A handful of coins unearthed from a pick-your-own-fruit orchard in the US state of Rhode Island and other random corners of New England may help solve a centuries-old cold case.
The villain in this tale: a murderous English pirate who became the world’s most-wanted criminal after plundering a ship carrying Muslim pilgrims home to India from Mecca, then eluded capture by posing as a slave trader.
Jim Bailey, an amateur historian and metal detectorist, found the first intact 17th-century Arabian coin in a meadow in Middletown.
That ancient pocket change – the oldest ever found in North America – could explain how pirate Capt Henry Every vanished.

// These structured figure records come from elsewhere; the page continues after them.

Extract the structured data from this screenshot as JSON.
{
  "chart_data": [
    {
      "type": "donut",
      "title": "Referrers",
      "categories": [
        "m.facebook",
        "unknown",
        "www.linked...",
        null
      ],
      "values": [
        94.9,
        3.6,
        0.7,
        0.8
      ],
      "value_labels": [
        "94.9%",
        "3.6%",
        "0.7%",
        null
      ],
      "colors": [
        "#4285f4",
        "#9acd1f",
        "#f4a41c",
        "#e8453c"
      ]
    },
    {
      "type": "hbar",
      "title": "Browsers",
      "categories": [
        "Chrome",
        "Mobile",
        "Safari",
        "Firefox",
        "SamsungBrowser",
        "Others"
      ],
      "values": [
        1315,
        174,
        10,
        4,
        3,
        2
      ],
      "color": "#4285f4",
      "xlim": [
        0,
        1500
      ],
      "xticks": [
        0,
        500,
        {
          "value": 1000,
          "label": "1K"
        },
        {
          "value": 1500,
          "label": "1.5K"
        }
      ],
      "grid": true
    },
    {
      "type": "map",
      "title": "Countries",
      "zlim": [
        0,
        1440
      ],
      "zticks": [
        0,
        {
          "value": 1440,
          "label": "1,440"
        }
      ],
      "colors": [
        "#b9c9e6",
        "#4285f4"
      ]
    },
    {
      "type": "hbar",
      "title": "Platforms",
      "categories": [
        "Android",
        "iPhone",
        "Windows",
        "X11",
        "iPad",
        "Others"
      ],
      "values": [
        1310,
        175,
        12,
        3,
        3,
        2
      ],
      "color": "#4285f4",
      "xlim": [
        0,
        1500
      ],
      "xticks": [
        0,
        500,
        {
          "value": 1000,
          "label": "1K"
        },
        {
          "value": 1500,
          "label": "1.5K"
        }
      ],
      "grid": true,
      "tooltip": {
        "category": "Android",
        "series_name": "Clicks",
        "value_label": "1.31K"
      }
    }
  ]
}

On 7 September 1695, the pirate ship Fancy, commanded by Every, ambushed and captured the Ganj-i-Sawai, a royal vessel owned by the Indian emperor Aurangzeb, then one of the world’s most powerful men. Onboard were not only the worshippers returning from their pilgrimage but tens of millions of dollars’ worth of gold and silver.
What followed was one of the most lucrative and heinous robberies of all time. Historical accounts say Every’s band tortured and killed the men onboard the Indian ship and raped the women before escaping to the Bahamas.
Word of their crimes spread quickly, and King William III of England – under enormous pressure from a scandalised India and the East India Company trading giant – put a large bounty on their heads. “Everybody was looking for these guys,” said Bailey
Until now, historians knew only that Every eventually sailed to Ireland in 1696, where the trail went cold. But Bailey says the coins he and others have found are evidence that the notorious pirate first made his way to the American colonies, where he and his crew used the plunder for day-to-day expenses while on the run.
The first complete coin surfaced in 2014 at Sweet Berry farm in Middletown, a spot that had piqued Bailey’s curiosity two years earlier after he found old colonial coins, an 18th-century shoe buckle and some musket balls.
Waving a metal detector over the soil, he got a signal, dug down and found a darkened silver coin he initially assumed was either Spanish or money minted by the Massachusetts Bay Colony. Peering closer, the Arabic text on the coin got his pulse racing.